R2C, thank you. I've been trying #1 and it's def hard. I wish I had more opportunities to exercise #2!

He came by this afternoon and now I feel so, so much worse. He didn't realize I was home and he was coming to get the dogs. He came w/ a friend who he sometimes stays with here when his mom gets to be too much. He had never responded to my texts yesterday, and so I did try to talk to him about stuff (not R stuff but more of the anger he has at me right now re: boundary) and was definitely too clingy and coming from a fearful place. He is SO mad at me right now still for this crossing of a boundary that he said was OK to do? And he doesn't take ownership of any of it, and holds me responsible for him not enforcing his boundary? I said I really tried to ensure that it was OK, so I am confused. It is almost like he wants a reason to be mad at me, or is taking other anger out on me. We did both snap a little bit at each other, but also both tried to not? At the end when he was leaving, I asked what he wants to do going forward (we had plans to hang tomorrow that he didn't remember, and said he didn't know if he wants to do them now so I said well then let's talk for a minute, and that's when it escalated more). He said he didn't know, and I said well am I just supposed to pack up all of your stuff? And he angrily said sure and that he'd get it tomorrow. I said no, I don't want that. I did go to his car and kiss him on the cheek and say I was sorry and that I loved him, and that I didn't want to fight.

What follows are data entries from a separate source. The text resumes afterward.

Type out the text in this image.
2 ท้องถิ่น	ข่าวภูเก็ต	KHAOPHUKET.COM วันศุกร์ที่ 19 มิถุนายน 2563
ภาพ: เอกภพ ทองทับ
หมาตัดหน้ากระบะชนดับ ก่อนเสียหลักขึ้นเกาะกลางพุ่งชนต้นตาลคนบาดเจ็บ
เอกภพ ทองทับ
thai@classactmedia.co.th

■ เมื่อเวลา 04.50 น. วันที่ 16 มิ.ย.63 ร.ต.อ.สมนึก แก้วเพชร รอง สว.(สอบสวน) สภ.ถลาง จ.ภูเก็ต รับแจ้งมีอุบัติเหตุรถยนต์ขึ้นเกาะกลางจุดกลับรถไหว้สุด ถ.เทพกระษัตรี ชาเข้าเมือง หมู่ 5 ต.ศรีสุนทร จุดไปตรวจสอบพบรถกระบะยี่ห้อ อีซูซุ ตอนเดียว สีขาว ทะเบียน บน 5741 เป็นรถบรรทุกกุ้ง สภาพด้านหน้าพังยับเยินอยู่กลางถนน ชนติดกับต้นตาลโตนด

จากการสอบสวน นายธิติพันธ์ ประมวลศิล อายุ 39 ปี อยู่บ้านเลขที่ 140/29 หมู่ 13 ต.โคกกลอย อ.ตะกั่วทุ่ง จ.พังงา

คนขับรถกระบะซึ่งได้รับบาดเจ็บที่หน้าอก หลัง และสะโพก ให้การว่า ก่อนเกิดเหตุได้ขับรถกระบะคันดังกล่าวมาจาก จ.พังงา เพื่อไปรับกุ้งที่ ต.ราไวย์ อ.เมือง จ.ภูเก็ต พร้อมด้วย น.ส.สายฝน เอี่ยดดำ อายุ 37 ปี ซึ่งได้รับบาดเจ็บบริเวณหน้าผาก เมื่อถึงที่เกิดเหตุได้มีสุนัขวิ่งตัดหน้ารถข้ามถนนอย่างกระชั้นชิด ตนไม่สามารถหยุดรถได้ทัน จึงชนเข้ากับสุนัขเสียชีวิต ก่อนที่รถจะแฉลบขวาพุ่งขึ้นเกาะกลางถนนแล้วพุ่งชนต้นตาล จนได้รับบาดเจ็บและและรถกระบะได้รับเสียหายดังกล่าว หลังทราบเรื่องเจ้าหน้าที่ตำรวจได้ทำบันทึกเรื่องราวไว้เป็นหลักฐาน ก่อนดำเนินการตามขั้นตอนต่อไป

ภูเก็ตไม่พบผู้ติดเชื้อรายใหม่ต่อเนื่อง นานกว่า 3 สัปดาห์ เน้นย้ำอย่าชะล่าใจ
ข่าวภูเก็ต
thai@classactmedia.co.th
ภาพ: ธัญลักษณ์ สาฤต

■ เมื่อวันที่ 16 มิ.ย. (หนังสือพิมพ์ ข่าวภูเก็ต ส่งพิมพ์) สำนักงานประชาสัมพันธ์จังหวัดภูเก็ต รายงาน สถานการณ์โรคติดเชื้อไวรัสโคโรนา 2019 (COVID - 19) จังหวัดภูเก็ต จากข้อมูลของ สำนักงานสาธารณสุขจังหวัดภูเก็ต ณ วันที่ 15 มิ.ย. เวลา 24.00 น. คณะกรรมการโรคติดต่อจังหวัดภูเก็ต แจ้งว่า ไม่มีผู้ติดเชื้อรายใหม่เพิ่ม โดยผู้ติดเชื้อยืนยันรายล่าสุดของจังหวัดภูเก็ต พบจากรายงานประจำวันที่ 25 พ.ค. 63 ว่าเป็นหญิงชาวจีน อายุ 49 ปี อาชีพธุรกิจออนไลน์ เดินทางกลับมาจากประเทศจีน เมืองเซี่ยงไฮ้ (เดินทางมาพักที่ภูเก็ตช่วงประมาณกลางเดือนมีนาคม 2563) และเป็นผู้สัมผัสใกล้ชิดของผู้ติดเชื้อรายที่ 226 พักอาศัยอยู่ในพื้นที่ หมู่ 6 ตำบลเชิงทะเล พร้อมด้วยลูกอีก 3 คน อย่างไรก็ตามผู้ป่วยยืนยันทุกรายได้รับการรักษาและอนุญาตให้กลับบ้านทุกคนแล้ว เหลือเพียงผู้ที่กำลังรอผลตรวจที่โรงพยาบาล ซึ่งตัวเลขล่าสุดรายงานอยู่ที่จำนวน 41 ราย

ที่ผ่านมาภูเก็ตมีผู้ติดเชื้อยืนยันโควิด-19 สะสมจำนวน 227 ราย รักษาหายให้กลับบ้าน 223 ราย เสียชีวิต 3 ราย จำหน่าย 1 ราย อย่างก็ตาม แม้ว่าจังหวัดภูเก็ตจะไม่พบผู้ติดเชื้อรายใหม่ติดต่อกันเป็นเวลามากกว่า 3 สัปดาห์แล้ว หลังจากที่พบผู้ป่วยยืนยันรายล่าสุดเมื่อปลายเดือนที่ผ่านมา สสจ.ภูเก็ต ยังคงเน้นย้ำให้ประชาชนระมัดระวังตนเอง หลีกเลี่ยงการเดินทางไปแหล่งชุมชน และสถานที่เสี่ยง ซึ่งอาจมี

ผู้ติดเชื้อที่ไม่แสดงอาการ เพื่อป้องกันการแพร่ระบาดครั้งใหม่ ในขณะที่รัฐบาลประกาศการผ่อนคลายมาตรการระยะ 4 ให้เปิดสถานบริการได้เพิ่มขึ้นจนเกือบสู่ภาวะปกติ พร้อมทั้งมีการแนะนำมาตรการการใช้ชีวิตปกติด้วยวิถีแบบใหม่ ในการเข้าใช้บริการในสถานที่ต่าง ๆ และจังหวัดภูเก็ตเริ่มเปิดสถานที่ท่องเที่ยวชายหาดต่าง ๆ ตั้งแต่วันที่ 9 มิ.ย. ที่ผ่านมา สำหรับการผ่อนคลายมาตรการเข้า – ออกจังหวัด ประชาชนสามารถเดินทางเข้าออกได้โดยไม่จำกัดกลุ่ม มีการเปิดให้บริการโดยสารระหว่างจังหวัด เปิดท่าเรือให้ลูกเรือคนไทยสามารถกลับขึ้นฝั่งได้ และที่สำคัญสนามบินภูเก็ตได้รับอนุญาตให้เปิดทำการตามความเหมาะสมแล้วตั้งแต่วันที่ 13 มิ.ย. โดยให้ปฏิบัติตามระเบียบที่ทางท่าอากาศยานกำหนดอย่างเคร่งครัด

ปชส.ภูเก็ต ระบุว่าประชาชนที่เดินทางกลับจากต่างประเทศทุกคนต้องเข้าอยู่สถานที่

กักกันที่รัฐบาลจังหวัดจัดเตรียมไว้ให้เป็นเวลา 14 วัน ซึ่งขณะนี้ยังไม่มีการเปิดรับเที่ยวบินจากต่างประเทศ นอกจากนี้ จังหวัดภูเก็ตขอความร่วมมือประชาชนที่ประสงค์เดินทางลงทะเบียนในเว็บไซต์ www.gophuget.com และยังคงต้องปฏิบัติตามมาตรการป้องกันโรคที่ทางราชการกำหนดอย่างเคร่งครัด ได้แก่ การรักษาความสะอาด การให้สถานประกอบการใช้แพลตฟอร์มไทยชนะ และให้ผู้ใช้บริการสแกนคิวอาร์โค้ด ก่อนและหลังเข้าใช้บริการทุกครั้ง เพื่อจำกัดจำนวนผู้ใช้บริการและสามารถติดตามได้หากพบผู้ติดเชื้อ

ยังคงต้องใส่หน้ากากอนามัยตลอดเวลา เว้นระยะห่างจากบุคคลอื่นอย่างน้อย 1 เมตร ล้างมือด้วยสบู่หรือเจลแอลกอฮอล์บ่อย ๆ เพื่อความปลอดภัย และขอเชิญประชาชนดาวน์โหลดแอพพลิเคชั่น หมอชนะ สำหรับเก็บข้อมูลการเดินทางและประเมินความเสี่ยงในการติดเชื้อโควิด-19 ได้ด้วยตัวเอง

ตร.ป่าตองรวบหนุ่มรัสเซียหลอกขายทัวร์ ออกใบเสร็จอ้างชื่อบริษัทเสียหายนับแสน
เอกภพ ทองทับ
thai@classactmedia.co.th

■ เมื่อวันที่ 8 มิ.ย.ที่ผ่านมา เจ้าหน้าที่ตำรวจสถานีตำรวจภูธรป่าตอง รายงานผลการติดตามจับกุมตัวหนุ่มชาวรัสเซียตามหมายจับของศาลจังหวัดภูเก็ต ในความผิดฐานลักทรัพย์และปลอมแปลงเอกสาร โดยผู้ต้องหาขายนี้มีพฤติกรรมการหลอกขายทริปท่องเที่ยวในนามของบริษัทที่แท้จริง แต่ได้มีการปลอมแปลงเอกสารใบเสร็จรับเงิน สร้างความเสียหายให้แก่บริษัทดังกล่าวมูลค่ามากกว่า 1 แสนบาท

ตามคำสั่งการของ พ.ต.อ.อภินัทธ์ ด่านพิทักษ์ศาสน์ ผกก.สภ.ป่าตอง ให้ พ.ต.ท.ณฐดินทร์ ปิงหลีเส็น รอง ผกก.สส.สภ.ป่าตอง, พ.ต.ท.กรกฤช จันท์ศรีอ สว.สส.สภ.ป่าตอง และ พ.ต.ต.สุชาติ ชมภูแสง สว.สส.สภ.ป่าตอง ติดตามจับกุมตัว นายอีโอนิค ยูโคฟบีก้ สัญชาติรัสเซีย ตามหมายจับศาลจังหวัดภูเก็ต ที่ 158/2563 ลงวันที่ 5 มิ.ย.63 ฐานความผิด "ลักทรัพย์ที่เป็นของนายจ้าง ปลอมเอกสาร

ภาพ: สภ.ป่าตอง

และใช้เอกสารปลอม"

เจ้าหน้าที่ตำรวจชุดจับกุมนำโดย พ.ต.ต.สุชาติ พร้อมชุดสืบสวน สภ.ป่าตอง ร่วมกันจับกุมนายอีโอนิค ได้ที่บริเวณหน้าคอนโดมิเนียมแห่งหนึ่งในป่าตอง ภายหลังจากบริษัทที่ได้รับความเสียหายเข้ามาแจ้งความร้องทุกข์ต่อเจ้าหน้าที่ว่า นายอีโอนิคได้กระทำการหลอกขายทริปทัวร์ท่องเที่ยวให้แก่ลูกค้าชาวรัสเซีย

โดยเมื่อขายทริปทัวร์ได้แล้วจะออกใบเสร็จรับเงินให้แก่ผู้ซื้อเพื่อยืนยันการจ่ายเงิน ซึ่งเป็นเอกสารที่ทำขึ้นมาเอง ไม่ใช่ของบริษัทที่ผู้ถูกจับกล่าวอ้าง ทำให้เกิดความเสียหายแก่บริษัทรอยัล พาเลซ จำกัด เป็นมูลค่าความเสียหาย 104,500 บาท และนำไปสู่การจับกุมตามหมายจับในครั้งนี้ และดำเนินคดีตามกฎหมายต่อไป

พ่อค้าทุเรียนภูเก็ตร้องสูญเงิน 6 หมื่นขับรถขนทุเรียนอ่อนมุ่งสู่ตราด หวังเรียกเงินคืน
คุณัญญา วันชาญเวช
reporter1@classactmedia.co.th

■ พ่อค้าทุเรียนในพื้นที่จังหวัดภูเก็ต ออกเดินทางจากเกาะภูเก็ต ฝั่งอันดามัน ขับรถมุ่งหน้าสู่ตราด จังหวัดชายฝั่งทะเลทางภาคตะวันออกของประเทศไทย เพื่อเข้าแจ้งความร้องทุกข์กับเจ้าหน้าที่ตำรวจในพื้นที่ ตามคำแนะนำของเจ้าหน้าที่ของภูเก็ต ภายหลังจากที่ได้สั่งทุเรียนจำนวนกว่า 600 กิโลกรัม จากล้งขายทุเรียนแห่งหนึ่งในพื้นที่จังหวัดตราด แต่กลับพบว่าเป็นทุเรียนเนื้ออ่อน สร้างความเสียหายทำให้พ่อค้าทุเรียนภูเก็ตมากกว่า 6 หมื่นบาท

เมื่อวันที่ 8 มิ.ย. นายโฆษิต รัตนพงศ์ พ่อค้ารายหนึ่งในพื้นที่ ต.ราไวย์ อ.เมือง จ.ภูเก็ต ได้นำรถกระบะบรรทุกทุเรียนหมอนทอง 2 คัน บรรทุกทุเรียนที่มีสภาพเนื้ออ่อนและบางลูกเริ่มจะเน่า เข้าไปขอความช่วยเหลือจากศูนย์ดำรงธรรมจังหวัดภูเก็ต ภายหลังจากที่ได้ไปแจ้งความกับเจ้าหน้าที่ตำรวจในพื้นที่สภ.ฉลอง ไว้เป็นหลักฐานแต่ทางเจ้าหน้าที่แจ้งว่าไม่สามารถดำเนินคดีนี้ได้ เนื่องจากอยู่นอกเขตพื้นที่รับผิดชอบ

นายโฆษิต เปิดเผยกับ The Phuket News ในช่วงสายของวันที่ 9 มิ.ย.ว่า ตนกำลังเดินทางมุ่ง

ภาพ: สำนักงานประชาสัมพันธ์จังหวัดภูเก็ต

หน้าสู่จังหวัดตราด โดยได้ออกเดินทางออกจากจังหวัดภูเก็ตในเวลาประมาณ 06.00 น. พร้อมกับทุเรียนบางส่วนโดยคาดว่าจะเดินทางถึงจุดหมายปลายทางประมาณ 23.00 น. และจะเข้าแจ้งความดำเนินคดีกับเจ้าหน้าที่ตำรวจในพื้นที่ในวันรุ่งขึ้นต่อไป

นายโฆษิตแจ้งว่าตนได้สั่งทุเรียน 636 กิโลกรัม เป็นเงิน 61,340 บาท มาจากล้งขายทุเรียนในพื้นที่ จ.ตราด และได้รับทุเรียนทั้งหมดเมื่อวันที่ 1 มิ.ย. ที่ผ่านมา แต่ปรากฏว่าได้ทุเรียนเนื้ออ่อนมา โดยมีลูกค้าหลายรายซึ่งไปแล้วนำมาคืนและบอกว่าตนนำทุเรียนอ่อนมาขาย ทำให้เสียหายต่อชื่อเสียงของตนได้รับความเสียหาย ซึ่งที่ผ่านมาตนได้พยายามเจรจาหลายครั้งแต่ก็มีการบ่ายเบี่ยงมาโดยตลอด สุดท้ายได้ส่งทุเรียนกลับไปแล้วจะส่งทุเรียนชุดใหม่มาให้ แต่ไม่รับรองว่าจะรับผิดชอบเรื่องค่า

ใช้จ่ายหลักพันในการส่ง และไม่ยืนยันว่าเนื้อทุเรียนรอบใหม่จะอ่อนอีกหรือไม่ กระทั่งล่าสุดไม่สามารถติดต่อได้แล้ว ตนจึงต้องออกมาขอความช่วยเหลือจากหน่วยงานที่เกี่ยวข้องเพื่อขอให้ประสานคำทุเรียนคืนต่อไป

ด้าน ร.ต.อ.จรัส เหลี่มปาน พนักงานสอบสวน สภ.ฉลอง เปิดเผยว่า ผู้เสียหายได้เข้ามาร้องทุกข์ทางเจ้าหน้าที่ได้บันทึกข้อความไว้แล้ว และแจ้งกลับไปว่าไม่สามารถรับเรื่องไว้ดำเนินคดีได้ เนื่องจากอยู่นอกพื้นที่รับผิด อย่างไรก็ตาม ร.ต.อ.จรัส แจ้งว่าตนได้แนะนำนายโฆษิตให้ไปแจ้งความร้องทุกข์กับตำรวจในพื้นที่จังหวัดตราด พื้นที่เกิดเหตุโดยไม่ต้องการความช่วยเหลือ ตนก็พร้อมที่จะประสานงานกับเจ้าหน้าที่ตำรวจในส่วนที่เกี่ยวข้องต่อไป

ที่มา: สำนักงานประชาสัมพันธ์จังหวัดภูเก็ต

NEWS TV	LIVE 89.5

This was a bad backslide, and I am SO scared that he is harboring this much anger over something that frankly I do not understand. I don't understand being SO mad at me for doing something he said it was OK to do MULTIPLE times. It underlines how I feel about his IC (what IC says to blame other people for your own actions) being toxic. I am scared that this anger is clouding his mind and that he will forget all of the good things from this week. It's so hard to not text him and say I am so scared. I am having people over tonight, so I will be distracted soon and fully able to resist, but I feel so, so, so scared and bad. I know I have felt this way before about him being mad and then it subsided, but I feel I have more to lose right now.